Remember that a trait is an aspect of the physical appearance of an organism that can vary. Organisms get their traits from proteins; proteins are produced using the information found in the organism’s DNA. Variation in the DNA between different organisms causes the production of proteins that contain differing orders of amino acids. These proteins can have different shapes and therefore different functions. When proteins function differently, this leads to differences in traits.
Recall that diploid organisms have two copies of each chromosome: a pair of homologous chromosomes. The reason that they have two copies is because they inherited one copy of each chromosome from each parent. Each parent donates one haploid gamete (egg or sperm) to the reproductive process. A haploid gamete contains one copy of each chromosome because during meiosis the number of chromosomes is cut in half: the DNA is copied once and then divided twice. This separation of the homologous chromosomes means that only one of the copies of the gene gets moved into a gamete. The offspring are formed when that gamete unites with one from another parent and the two copies of each gene (and chromosome) are restored.
A diploid organism has two copies of a given gene. The two copies may or may not encode the same version of that characteristic. For example, one individual pea plant (such as those studied by Mendel) would have two copies of the gene that controls flower color. That individual could carry one version of the gene that leads to white flower color and a second different version of that same gene that leads to violet flower color. The interaction between these two different versions of the same gene will lead to the visible flower color in the pea plant.
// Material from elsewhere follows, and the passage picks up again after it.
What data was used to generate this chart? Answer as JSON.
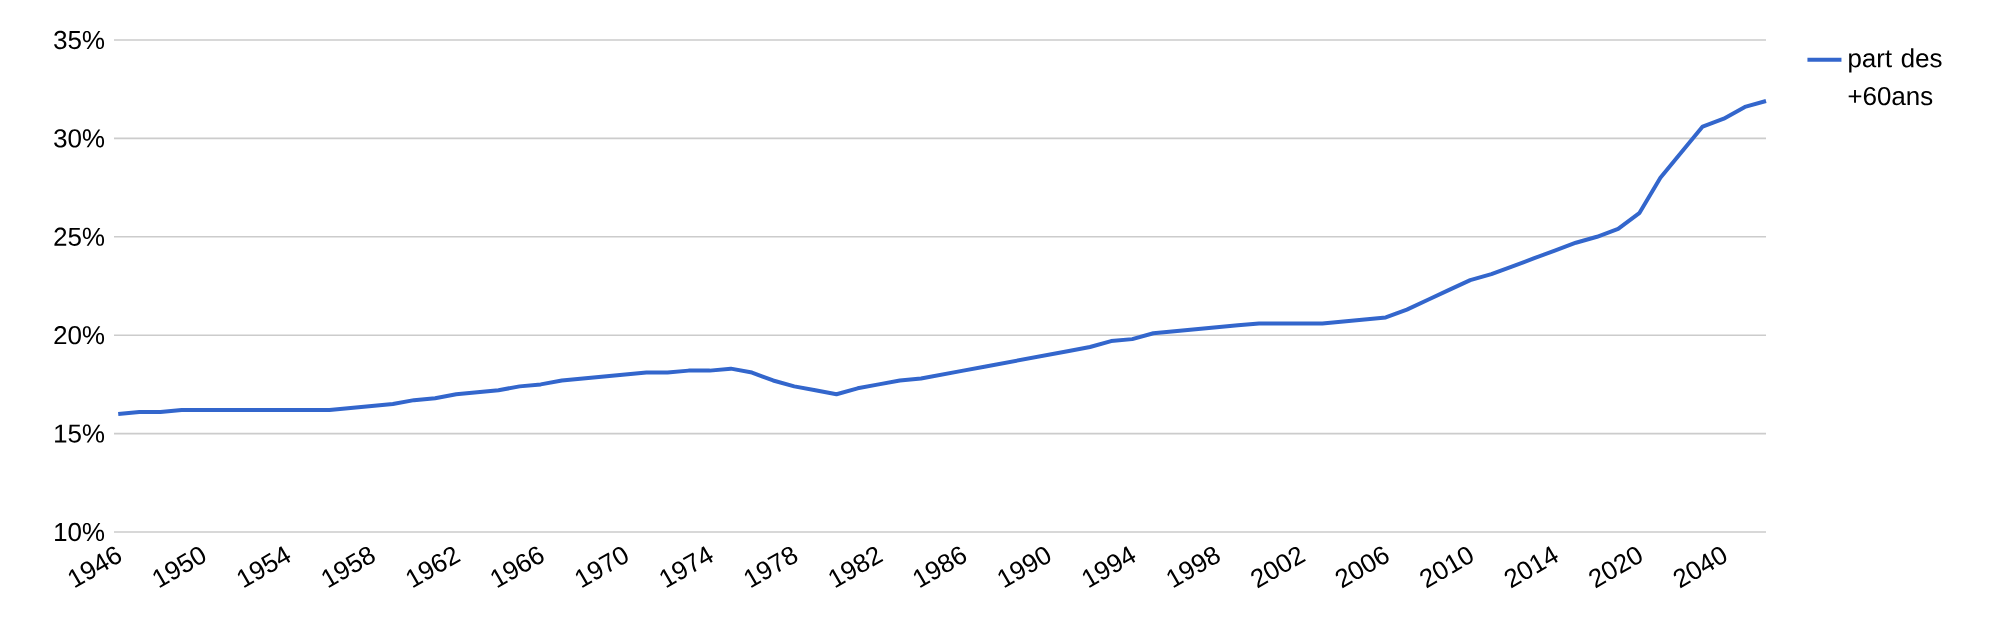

Gene variations that arise by mutation and exist at the same relative locations on homologous chromosomes are called alleles. Mendel examined the inheritance of genes with just two allele forms, but it is common to encounter more than two alleles for many genes in a natural population.
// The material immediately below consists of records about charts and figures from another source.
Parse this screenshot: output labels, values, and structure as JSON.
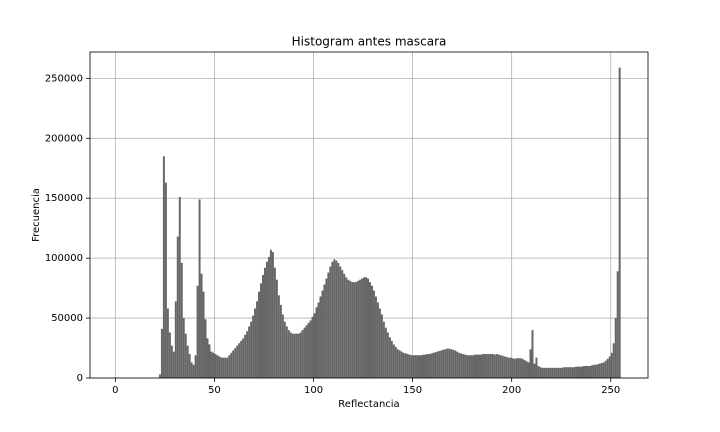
{
  "chart_data": {
    "type": "histogram",
    "title": "Histogram antes mascara",
    "x_label": "Reflectancia",
    "y_label": "Frecuencia",
    "color": "#666666",
    "grid": true,
    "xlim": [
      -12.8,
      268.8
    ],
    "ylim": [
      0,
      272000
    ],
    "xticks": [
      0,
      50,
      100,
      150,
      200,
      250
    ],
    "yticks": [
      0,
      50000,
      100000,
      150000,
      200000,
      250000
    ],
    "bins": [
      0,
      1,
      2,
      3,
      4,
      5,
      6,
      7,
      8,
      9,
      10,
      11,
      12,
      13,
      14,
      15,
      16,
      17,
      18,
      19,
      20,
      21,
      22,
      23,
      24,
      25,
      26,
      27,
      28,
      29,
      30,
      31,
      32,
      33,
      34,
      35,
      36,
      37,
      38,
      39,
      40,
      41,
      42,
      43,
      44,
      45,
      46,
      47,
      48,
      49,
      50,
      51,
      52,
      53,
      54,
      55,
      56,
      57,
      58,
      59,
      60,
      61,
      62,
      63,
      64,
      65,
      66,
      67,
      68,
      69,
      70,
      71,
      72,
      73,
      74,
      75,
      76,
      77,
      78,
      79,
      80,
      81,
      82,
      83,
      84,
      85,
      86,
      87,
      88,
      89,
      90,
      91,
      92,
      93,
      94,
      95,
      96,
      97,
      98,
      99,
      100,
      101,
      102,
      103,
      104,
      105,
      106,
      107,
      108,
      109,
      110,
      111,
      112,
      113,
      114,
      115,
      116,
      117,
      118,
      119,
      120,
      121,
      122,
      123,
      124,
      125,
      126,
      127,
      128,
      129,
      130,
      131,
      132,
      133,
      134,
      135,
      136,
      137,
      138,
      139,
      140,
      141,
      142,
      143,
      144,
      145,
      146,
      147,
      148,
      149,
      150,
      151,
      152,
      153,
      154,
      155,
      156,
      157,
      158,
      159,
      160,
      161,
      162,
      163,
      164,
      165,
      166,
      167,
      168,
      169,
      170,
      171,
      172,
      173,
      174,
      175,
      176,
      177,
      178,
      179,
      180,
      181,
      182,
      183,
      184,
      185,
      186,
      187,
      188,
      189,
      190,
      191,
      192,
      193,
      194,
      195,
      196,
      197,
      198,
      199,
      200,
      201,
      202,
      203,
      204,
      205,
      206,
      207,
      208,
      209,
      210,
      211,
      212,
      213,
      214,
      215,
      216,
      217,
      218,
      219,
      220,
      221,
      222,
      223,
      224,
      225,
      226,
      227,
      228,
      229,
      230,
      231,
      232,
      233,
      234,
      235,
      236,
      237,
      238,
      239,
      240,
      241,
      242,
      243,
      244,
      245,
      246,
      247,
      248,
      249,
      250,
      251,
      252,
      253,
      254,
      255,
      256
    ],
    "counts": [
      0,
      0,
      0,
      0,
      0,
      0,
      0,
      0,
      0,
      0,
      0,
      0,
      0,
      0,
      0,
      0,
      0,
      0,
      0,
      0,
      0,
      0,
      3000,
      41000,
      185000,
      163000,
      58000,
      38000,
      27000,
      22000,
      64000,
      118000,
      151000,
      96000,
      50000,
      37000,
      27000,
      20000,
      13000,
      11000,
      19000,
      77000,
      149000,
      87000,
      72000,
      49000,
      33000,
      28000,
      22000,
      21000,
      20000,
      19000,
      18000,
      17000,
      17000,
      17000,
      17000,
      19000,
      21000,
      23000,
      25000,
      27000,
      29000,
      31000,
      33000,
      36000,
      39000,
      43000,
      47000,
      52000,
      58000,
      64000,
      72000,
      79000,
      86000,
      92000,
      97000,
      101000,
      107000,
      105000,
      92000,
      82000,
      69000,
      61000,
      53000,
      47000,
      43000,
      40000,
      38000,
      37000,
      37000,
      37000,
      37000,
      38000,
      40000,
      42000,
      44000,
      46000,
      48000,
      51000,
      54000,
      59000,
      63000,
      68000,
      73000,
      78000,
      83000,
      88000,
      93000,
      97000,
      99000,
      98000,
      96000,
      93000,
      90000,
      87000,
      84000,
      82000,
      81000,
      80000,
      80000,
      80000,
      81000,
      82000,
      83000,
      84000,
      84000,
      83000,
      80000,
      77000,
      73000,
      68000,
      63000,
      58000,
      53000,
      47000,
      42000,
      38000,
      34000,
      31000,
      28000,
      26000,
      24000,
      23000,
      22000,
      21000,
      20500,
      20000,
      19500,
      19000,
      19000,
      19000,
      19000,
      19000,
      19000,
      19500,
      19500,
      20000,
      20000,
      20500,
      21000,
      21500,
      22000,
      22500,
      23000,
      23500,
      24000,
      24500,
      24500,
      24000,
      23500,
      23000,
      22000,
      21000,
      20500,
      20000,
      19500,
      19000,
      19000,
      19000,
      19000,
      19500,
      19500,
      19500,
      19500,
      20000,
      20000,
      20000,
      20000,
      20000,
      20000,
      19500,
      20000,
      19500,
      19000,
      18500,
      18000,
      17500,
      17000,
      17000,
      16500,
      16000,
      16500,
      16500,
      16500,
      16000,
      15000,
      14000,
      13000,
      24000,
      40000,
      12000,
      17000,
      10000,
      9000,
      8500,
      8500,
      8500,
      8500,
      8500,
      8500,
      8500,
      8500,
      8500,
      8500,
      8500,
      9000,
      9000,
      9000,
      9000,
      9000,
      9000,
      9500,
      9500,
      9500,
      9500,
      10000,
      10000,
      10000,
      10000,
      10500,
      11000,
      11000,
      11500,
      12000,
      12500,
      13000,
      14500,
      16000,
      18000,
      21000,
      29000,
      50000,
      89000,
      259000,
      0
    ]
  }
}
Each individual (assuming it is a diploid organism) will have two alleles for a specific gene: one from each of its two parents. These two alleles are expressed and interact to produce physical characteristics. The observable traits expressed by an organism are referred to as its phenotype. An organism’s underlying genetic makeup, consisting of both the physically visible and the non-expressed alleles, is called its genotype.
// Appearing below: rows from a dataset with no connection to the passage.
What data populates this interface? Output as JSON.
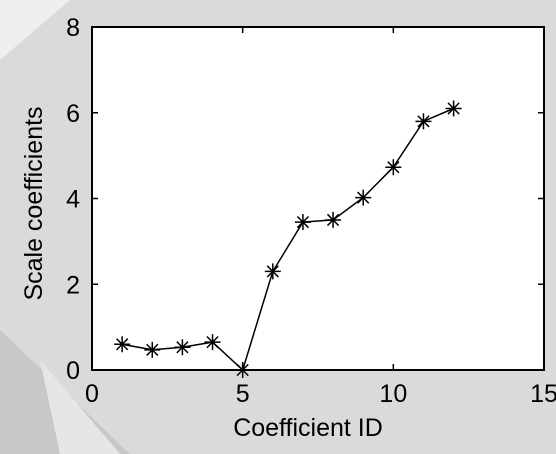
{
  "chart_data": {
    "type": "line",
    "marker": "asterisk",
    "xlabel": "Coefficient ID",
    "ylabel": "Scale coefficients",
    "xlim": [
      0,
      15
    ],
    "ylim": [
      0,
      8
    ],
    "xticks": [
      0,
      5,
      10,
      15
    ],
    "yticks": [
      0,
      2,
      4,
      6,
      8
    ],
    "grid": false,
    "series": [
      {
        "x": [
          1,
          2,
          3,
          4,
          5,
          6,
          7,
          8,
          9,
          10,
          11,
          12
        ],
        "values": [
          0.6,
          0.47,
          0.53,
          0.65,
          0.0,
          2.3,
          3.45,
          3.5,
          4.02,
          4.73,
          5.8,
          6.1
        ]
      }
    ],
    "colors": {
      "line": "#000000",
      "plot_background": "#ffffff",
      "page_background": "#dcdcdc"
    }
  }
}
Diploid organisms that are homozygous for a gene have two identical alleles, one on each of their homologous chromosomes. If the organism has two different alleles, this is referred to as heterozygous.
This chapter will address a simple type of inheritance: complete dominance. In this type of inheritance, there are two alleles: dominant and recessive. A dominant allele will completely cover up a recessive allele. This means that if one dominant allele is present, the organism will have the trait conferred by that allele. In order for the recessive phenotype to be seen, the organism must have two recessive alleles. Just because an allele is dominant does not automatically make it better than a recessive trait. It also does not make it more common than the recessive trait. All it means for an allele to be dominant is that it is able to cover up the recessive allele.
We typically abbreviate the genotype of an organism by using single letters. The letter chosen is often the first letter of the dominant trait. A homozygous dominant genotype would be written AA, a heterozygous genotype as Aa, and a homozygous recessive genotype as aa.